Integrating external data sources into the data warehouse

Klaudia Szpyrka
2 mins

  • Tech

As businesses grow, they tend to expand the range of external apps and systems they use to operate efficiently. Marketing, CRM, web traffic, advertising, recruitment and employee engagement platforms, just to name a few. Then there’s the multitude of tools that are used for software development – everything from project management software, code hosting platforms, to communication apps.

At some point in a business' development, various teams might want to make use of the data gathered by some or all of these systems, either separately or in combination with each other. Since each app and system offers different APIs, this means that for every data source you will have to develop the data extraction workflow from scratch, and thus typically it is at this point that data teams start to look for a data integration tool.

How to make a decision

There are many factors that need to be taken into account before selecting a data integration tool.
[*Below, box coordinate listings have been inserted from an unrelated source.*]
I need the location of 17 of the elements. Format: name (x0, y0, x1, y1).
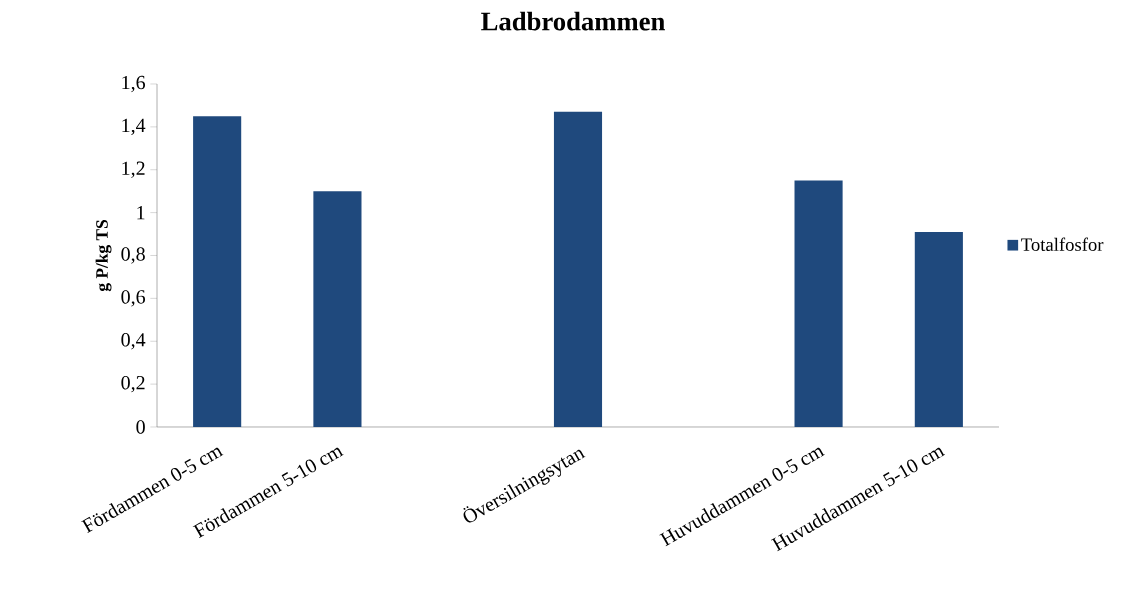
y-tick-label: 1,4 (122, 118, 146, 136)
y-tick-label: 0,6 (121, 290, 146, 307)
y-tick-label: 0,4 (121, 333, 146, 350)
chart-title: Ladbrodammen (481, 11, 665, 31)
y-tick-label: 1,2 (122, 161, 145, 178)
bar (193, 116, 242, 427)
y-tick-label: 0,2 (121, 375, 145, 393)
bar (313, 191, 362, 427)
y-tick-label: 0,8 (121, 247, 145, 264)
bar (553, 111, 603, 427)
bar (914, 231, 963, 427)
y-tick-label: 1 (137, 206, 145, 220)
bar (794, 180, 843, 427)
legend-label: Totalfosfor (1021, 237, 1104, 251)
y-tick-label: 1,6 (122, 75, 146, 93)
y-tick-label: 0 (136, 420, 145, 434)
y-axis-title: g P/kg TS (95, 220, 112, 292)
The most important ones would generally be:

  • The pricing model 
  • How fast a new data extraction workflow can be setup 
  • How many prebuilt connections are available 
  • General ease of use of the tool 
  • Extensibility (whether the connections are entirely predefined or if custom code can be added) 
  • Change Data Capture (CDC) functionality 
  • Portability (whether connections can be smoothly moved between on-premise and cloud or between various cloud platforms) 
  • Tech support 
  • Access to logs and alerts in case of failures 

For the last couple years, there has been more and more software emerging on the market with different approaches to these factors. Companies therefore have to ultimately make a decision based on which aspects are most crucial for their use case.

Our choice at Intergiro

When we at Intergiro were looking for a data integration tool recently, we had two top priorities: being able to connect to a source application as quickly as possible with predefined, easy-to-set-up connections, and at the same time having the option to write our own code if needed. Tracking of data changes was also a must-have. As all of our other infrastructure sits in the Google Cloud Platform, we also wanted a tool that could be set up on that infrastructure. Last but not least, we wanted to integrate this tool with Slack or email so that we get alerted when a workflow breaks. 

After thorough research and multiple trials, we decided on not one, but two technologies that we now use simultaneously. 

Stitch

Stitch has over 130 pre-built connections ready to be set up within a couple minutes. The set-up process is surprisingly fast and straightforward, and once complete, the connection starts the extract and load process right away. Execution logs are easily accessible and in case of errors, e-mail notifications are set up by default. The only gap was found in connecting to custom sources not out-of-the-box. For this reason, an alternative we investigated was using Singer’s open source framework, which is at the heart of Stitch anyway. However, this increased the costs associated with Stitch and moved to be cost comparison to full ETL tools. Based on our cost considerations, we finally opted for the PAYG pro version, which allowed 10 source and 5m record inserts/changes monthly. This gives us a quick easy way to acquire data, analyse, model accordingly, and decide if it is useful to continue acquiring.

Google Cloud Composer

This is a fully managed workflow orchestration service built on Apache Airflow. Not only does it fill in the gap between the connections provided by Stitch and the ones we plan to develop ourselves, but it can also be used to orchestrate all kinds of other workflows. This service requires Python coding knowledge but comes with many predefined modules and functions thanks to the open source community. It also features clean documentation and plenty of learning resources, including books and classroom courses. Google Cloud Composer is popular enough in the data world that you can search for problem solutions on Stack Overflow or other programming communities, which might not be the case with many other data integration frameworks. 

With the choice of the two we can now perfectly adjust every workflow to the nature of the data source and bring some of the sources to the warehouse near instantly. This allows us to transfer data into our warehouse quickly while also working on a longer term solution through Airflow, which we have also leveraged to build many other data pipelines needed for our data platform and DWH.